Шрифт:
– Мой брат очень болен, – тихо сказал он.
– Я всегда говорил, что из тебя получился бы замечательный король.
– Прекрати! – сердито сверкнул глазами Филипп.
– Неужто все так серьезно? Боже мой.
– Людовик смертельно болен. Если он умрет, меня назначат регентом.
– Прости, друг. Я и понятия не имел.
Филипп схватил Шевалье за воротник камзола:
– Никому ни слова! Настало время испытаний, но я знаю, что с твоей поддержкой смогу преодолеть любые трудности.
– Конечно… Какая ужасная новость. Мне ее нужно как-то переварить. Пойду прогуляюсь. Идем вместе.
– Я не пойду, – покачал головой Филипп. – Мне надо… подумать.
Шевалье велел слуге, стоявшему у двери, принести его плащ.
– Как хочешь, – сказал он Филиппу, нежно потрепав того по щеке. – Я всегда молюсь о нем. И о тебе тоже.
Слуга помог Шевалье одеться. Он уже выходил, когда Филипп окликнул его:
– Ночью ты сказал одну фразу: «Близится буря». Что ты имел в виду?
Шевалье обернулся. Их глаза встретились.
– Я что, говорил такое? Должно быть, сболтнул спьяну.
В спальне короля витал тяжелый, зловонный запах болезни. Филипп Орлеанский невольно зажал нос. Все, кто находился в комнате, стояли у стены, беспомощно наблюдая, как Людовик мечется в своем беспокойном, лихорадочном сне. Для Филиппа это зрелище было особенно тяжелым. Никогда еще он не видел брата таким хрупким и беззащитным.
Вскоре пришел Роган и попросил разрешения подойти к королю. Бонтан покачал головой:
– К его величеству сейчас может приближаться только его врач.
Роган не спорил.
Прошло еще несколько томительных минут.
– Где же его врач? – не выдержал Филипп.
– Отправился за лекарством, – ответил Бонтан.
– А где вообще живет этот эскулап? В Марселе? – все более распалялся Филипп.
Он решительно шагнул к постели. Роган попытался его удержать, и Филипп пронзил его испепеляющим взглядом.
– У моего брата не проказа, – злобно бросил Рогану Филипп.
– Это небезопасно, – сказал Роган.
Теперь взгляд Филиппа был холоден как лед.
– Не забывайте, с кем вы разговариваете, – бросил он другу детства Людовика.
Подойдя к постели, Филипп осторожно взял брата за руку и прочел краткую молитву. Людовик вздрогнул. Его глаза с усилием открылись. Он подал знак, чтобы Филипп наклонился, и прошептал брату на ухо:
– Пусти серп твой и пожни, потому что пришло время жатвы, ибо жатва на земле созрела [10] .
10
Откр. 14: 15.
Филиппа прошиб холодный пот. Он достаточно хорошо знал Библию. Брат неспроста выбрал эти слова из Откровения Иоанна Богослова. Дальше шло повествование о крови, смерти и апокалипсисе. Филипп растерянно потрепал брата по плечу, успокаивая не столько Людовика, сколько себя.

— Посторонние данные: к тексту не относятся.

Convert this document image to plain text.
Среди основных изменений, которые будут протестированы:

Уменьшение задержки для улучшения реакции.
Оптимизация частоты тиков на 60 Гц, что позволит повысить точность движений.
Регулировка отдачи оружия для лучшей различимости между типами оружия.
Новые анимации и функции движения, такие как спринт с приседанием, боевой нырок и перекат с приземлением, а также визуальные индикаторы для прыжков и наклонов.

Генриетта, Мария Терезия, Лувуа, Фабьен и Кольбер находились во внешних покоях, ожидая, когда их допустят к королю. Кольбер, только сейчас заметивший округлившийся живот Генриетты, осторожно произнес:
– Мадам, вам в вашем положении не стоило сюда приходить.
– Я никуда не уйду от моего короля, – решительно возразила Генриетта.

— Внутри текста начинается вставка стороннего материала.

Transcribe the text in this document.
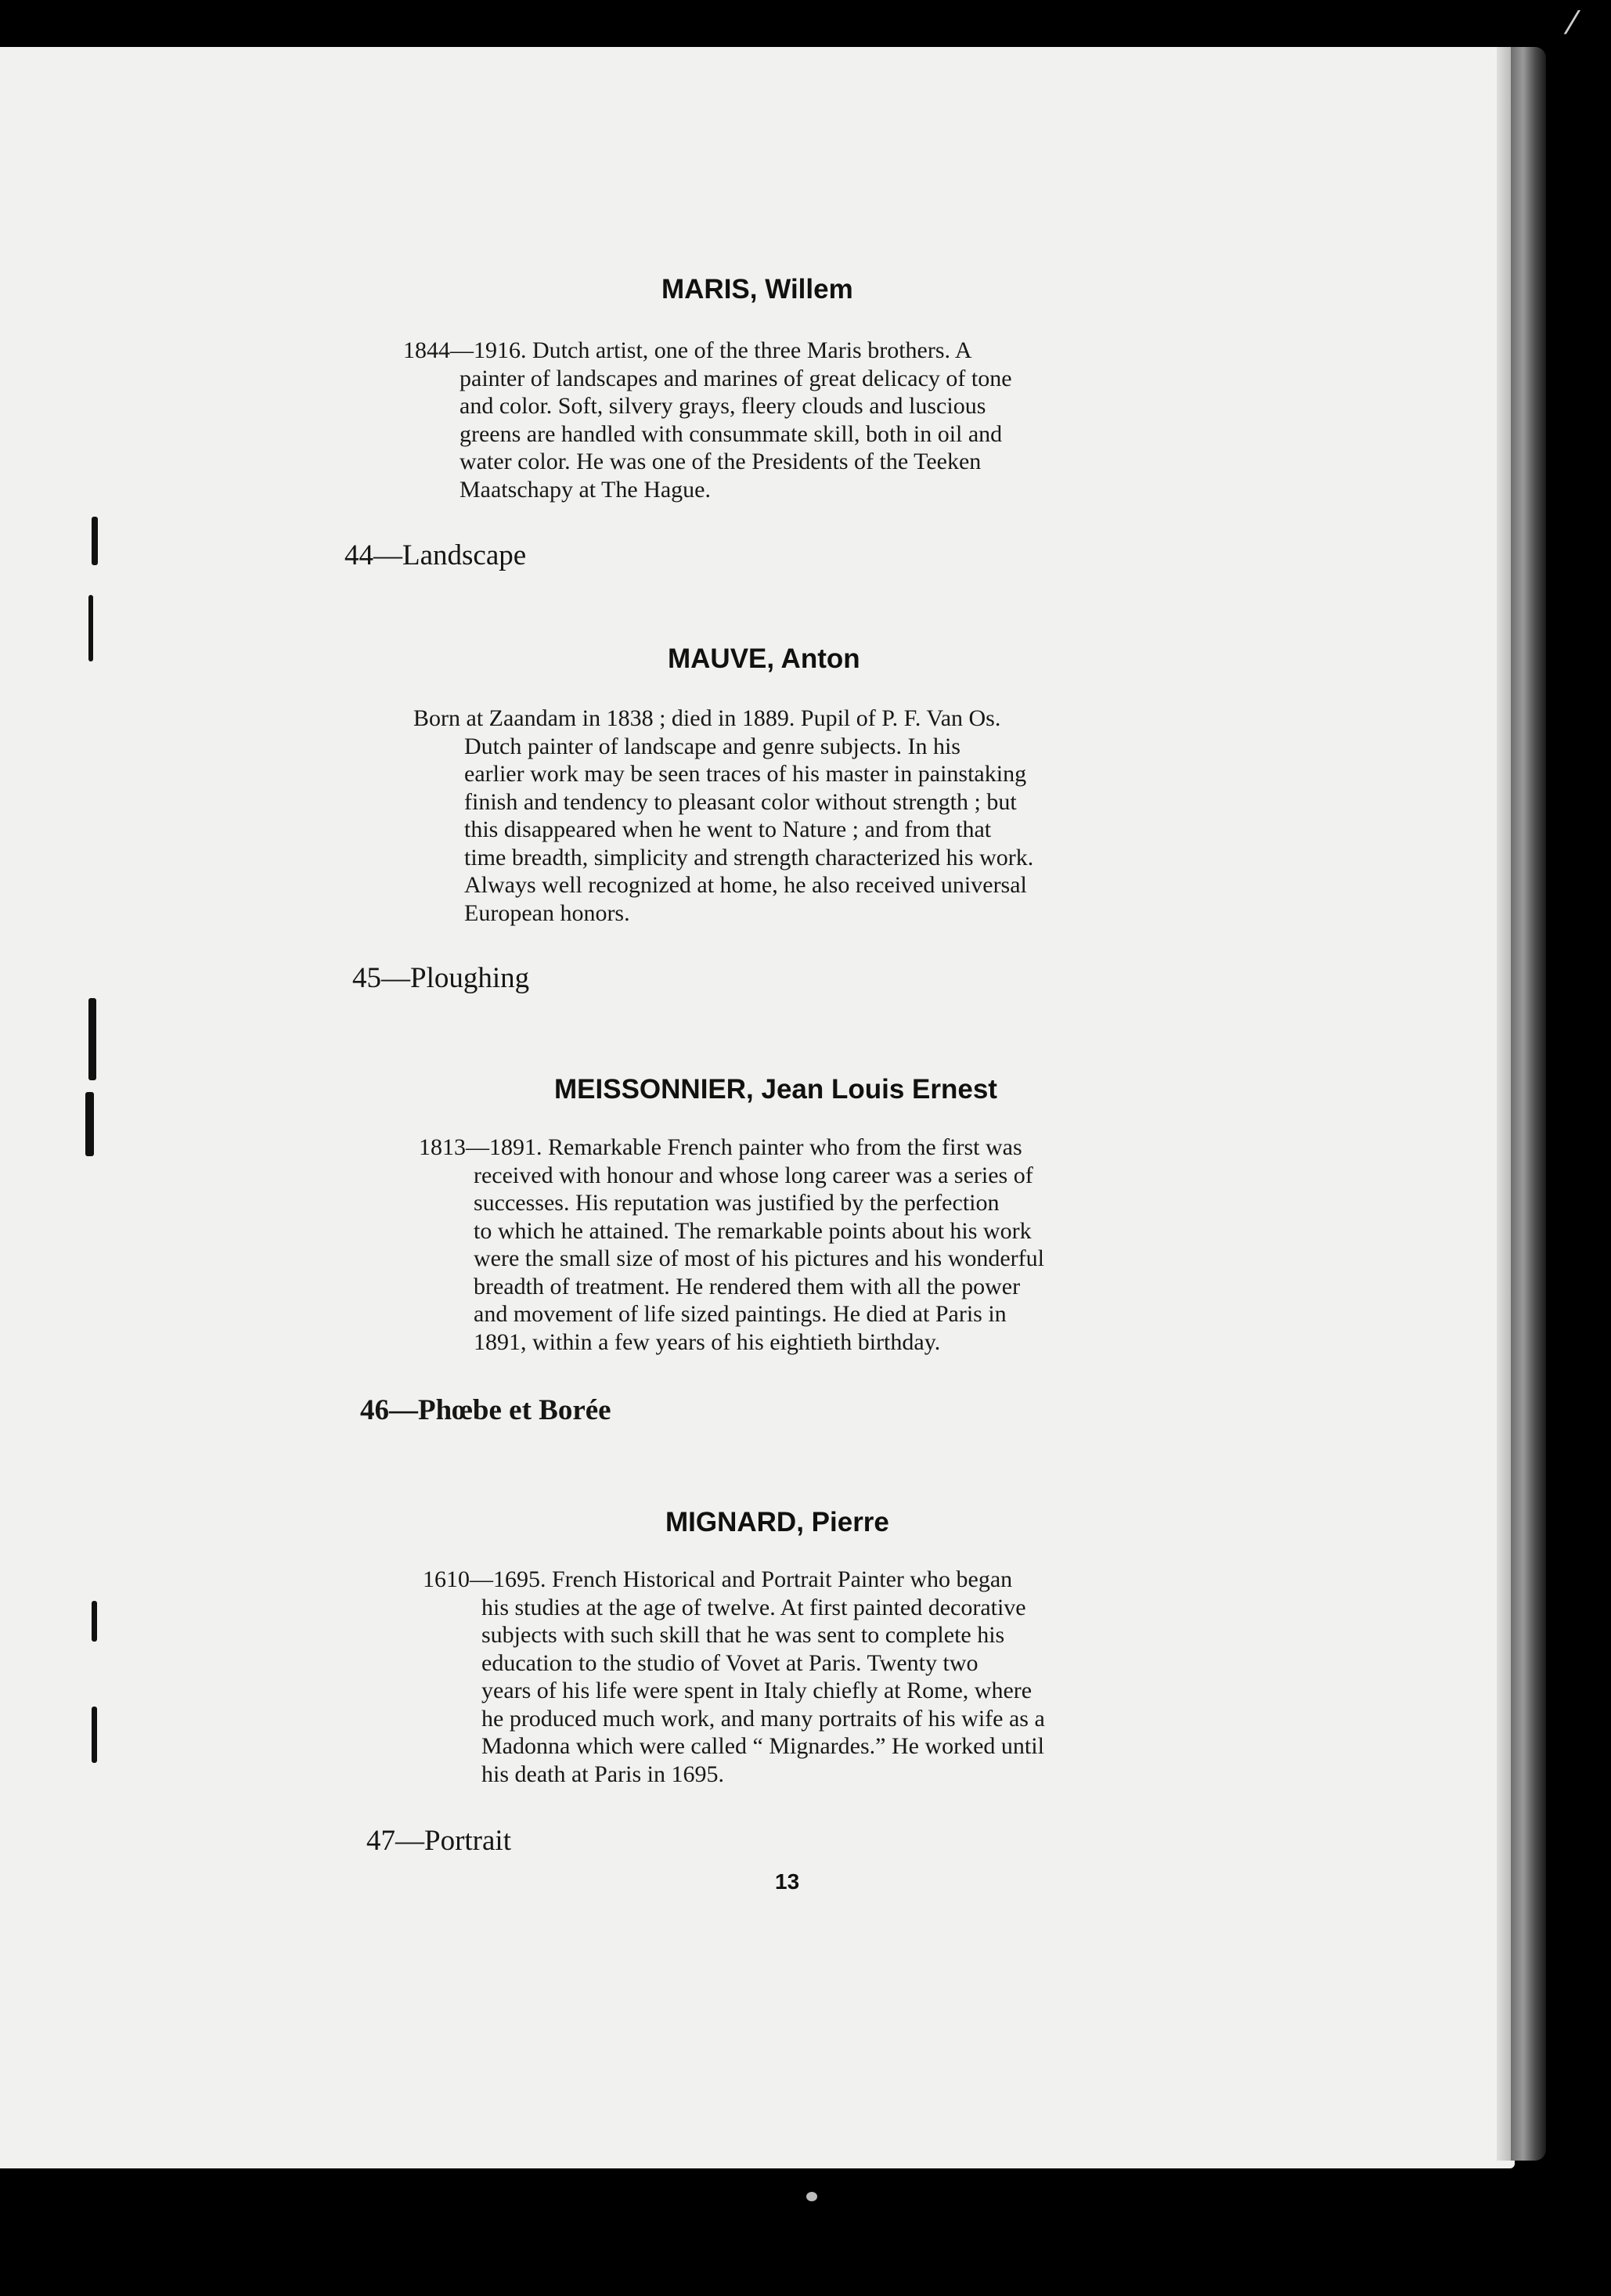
⁄
MARIS, Willem
1844—1916. Dutch artist, one of the three Maris brothers. A
painter of landscapes and marines of great delicacy of tone
and color. Soft, silvery grays, fleery clouds and luscious
greens are handled with consummate skill, both in oil and
water color. He was one of the Presidents of the Teeken
Maatschapy at The Hague.
44—Landscape
MAUVE, Anton
Born at Zaandam in 1838 ; died in 1889. Pupil of P. F. Van Os.
Dutch painter of landscape and genre subjects. In his
earlier work may be seen traces of his master in painstaking
finish and tendency to pleasant color without strength ; but
this disappeared when he went to Nature ; and from that
time breadth, simplicity and strength characterized his work.
Always well recognized at home, he also received universal
European honors.
45—Ploughing
MEISSONNIER, Jean Louis Ernest
1813—1891. Remarkable French painter who from the first was
received with honour and whose long career was a series of
successes. His reputation was justified by the perfection
to which he attained. The remarkable points about his work
were the small size of most of his pictures and his wonderful
breadth of treatment. He rendered them with all the power
and movement of life sized paintings. He died at Paris in
1891, within a few years of his eightieth birthday.
46—Phœbe et Borée
MIGNARD, Pierre
1610—1695. French Historical and Portrait Painter who began
his studies at the age of twelve. At first painted decorative
subjects with such skill that he was sent to complete his
education to the studio of Vovet at Paris. Twenty two
years of his life were spent in Italy chiefly at Rome, where
he produced much work, and many portraits of his wife as a
Madonna which were called “ Mignardes.” He worked until
his death at Paris in 1695.
47—Portrait
13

– Наше место подле короля, – поддержала ее Мария Терезия. – Особенно в минуты его страданий.
– Из армии сообщают о случаях тифа среди солдат, – сказал Лувуа.
– Мы не в армии, господин Лувуа, – оборвал его Кольбер. – Пусть больными занимаются врачи. А нам нужно созвать Государственный совет и обсудить неотложные дела. – Он повернулся к королеве: – Присутствие вашего величества было бы весьма желательно.
– И когда мы соберемся? – спросила Мария Терезия.
Кольбер не успел ответить. Мимо них прошел аббат Боссюэ, он скрылся за дверями королевской спальни. Мария Терезия перекрестилась.
– Мы соберемся… как можно скорее, – ответил королеве Кольбер.
Мадам де Монтеспан, прятавшаяся в нише, все это слышала.
Саквояж Клодины был вместительнее отцовского. Сейчас она сосредоточенно укладывала туда склянки с лекарствами. Что-то из лекарств брала на всякий случай, чтобы потом не тратить драгоценное время.